I wrote this book to fill a gaping hole in the foster care and adoption literature market when I noticed that children's books about fostering and adoption don't allow children any room for attachment to their foster carers. Many books are written with adoption as the 'terribly special and very happy ending' and whilst this is, of course, the case, it doesn't validate the mixed feelings which almost all children have when leaving either their birth family or foster family and entering an adoptive family.
A Nest for Merry is a children's book that tells the story of Merry, a little blackbird who has been abandoned in her nest by her mother bird and who ends up falling out of a hole in the badly made nest. Merry is rescued by Jo, a robin foster-bird, who tells her that it is her job to look after little birds who fall out of their nests, when their parents are not able to.
After some initial hesitation and worries, Merry settles into Jo's next and starts to grow and thrive. Unable to return to her home nest, Merry gets used to her new life with the bobbing foster bird and forms a strong attachment to her foster mother. Jo loves Merry too, but as the blackbird grows she realises that it's time for Merry to find a new mother and nest. How will Merry react to the idea of moving on from the place where she finally feels safe?

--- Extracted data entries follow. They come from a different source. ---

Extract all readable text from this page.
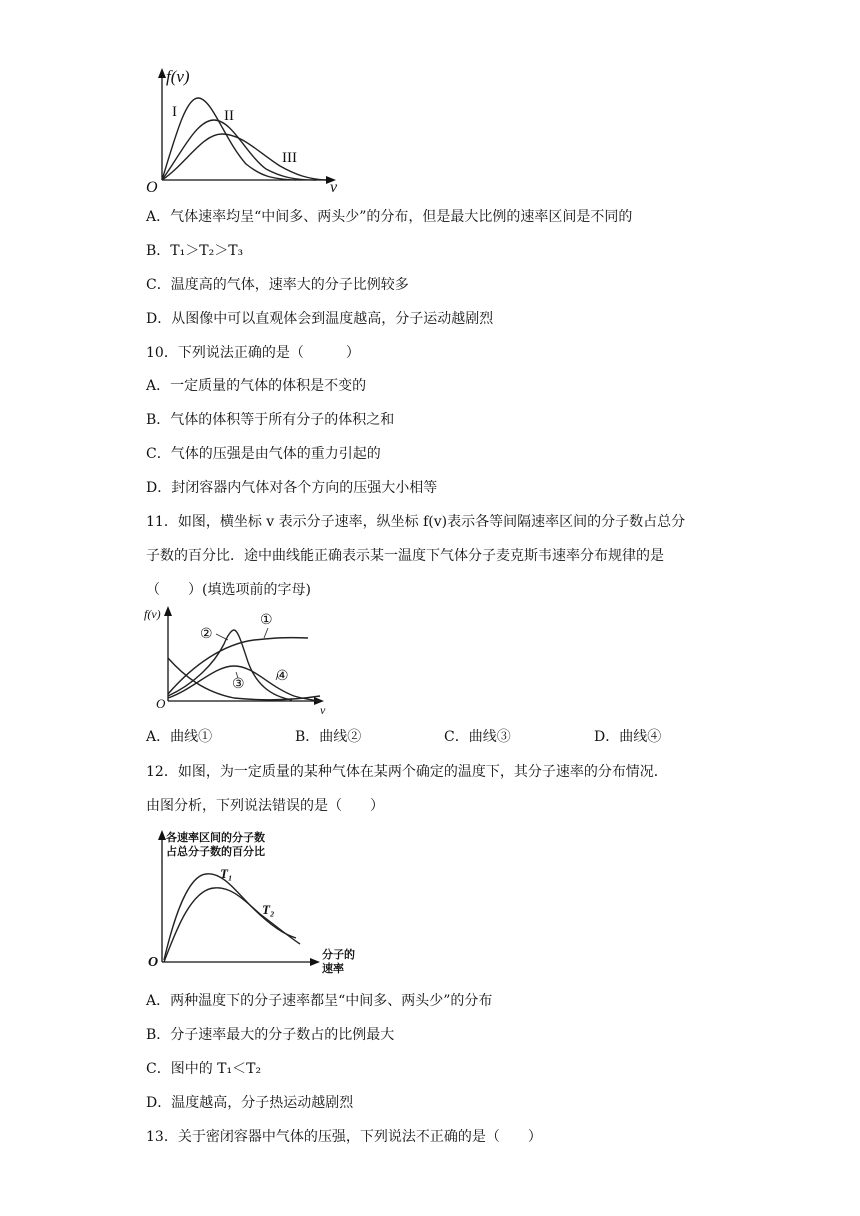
f(v)
v
O
I	II
III
A．气体速率均呈“中间多、两头少”的分布，但是最大比例的速率区间是不同的
B．T₁＞T₂＞T₃
C．温度高的气体，速率大的分子比例较多
D．从图像中可以直观体会到温度越高，分子运动越剧烈
10．下列说法正确的是（　　　）
A．一定质量的气体的体积是不变的
B．气体的体积等于所有分子的体积之和
C．气体的压强是由气体的重力引起的
D．封闭容器内气体对各个方向的压强大小相等
11．如图，横坐标 v 表示分子速率，纵坐标 f(v)表示各等间隔速率区间的分子数占总分
子数的百分比．途中曲线能正确表示某一温度下气体分子麦克斯韦速率分布规律的是
（　　）(填选项前的字母)
f(v)
v
O
①
②
③
④
A．曲线①	B．曲线②	C．曲线③	D．曲线④
12．如图，为一定质量的某种气体在某两个确定的温度下，其分子速率的分布情况．
由图分析，下列说法错误的是（　　）
各速率区间的分子数
占总分子数的百分比
分子的
速率
O
T₁
T₂
A．两种温度下的分子速率都呈“中间多、两头少”的分布
B．分子速率最大的分子数占的比例最大
C．图中的 T₁＜T₂
D．温度越高，分子热运动越剧烈
13．关于密闭容器中气体的压强，下列说法不正确的是（　　）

It's a touching book with what I think is a beautiful metaphor to help children transition both from birth families to foster care and from foster care to their forever home, through adoption. It's aimed at children of primary school age - approximately between five and eleven and is a small book with seven short chapters following Merry's journey, rather than a picture book.
Uplifting and emotional, this book will help children transition and will validate their feelings at every step of the way. Whilst it won't fit perfectly with every child's individual circumstances, it still works as a perfect analogy about change, flying high and finding a nest where you belong.
Eleanor de Bruin
Arran (age 7): "I think it's a good book for helping people to understand that adoption is a good thing."
Eilidh (age 5): "I felt happy at the end because she had a lot of people to love. Way more than she did at the start."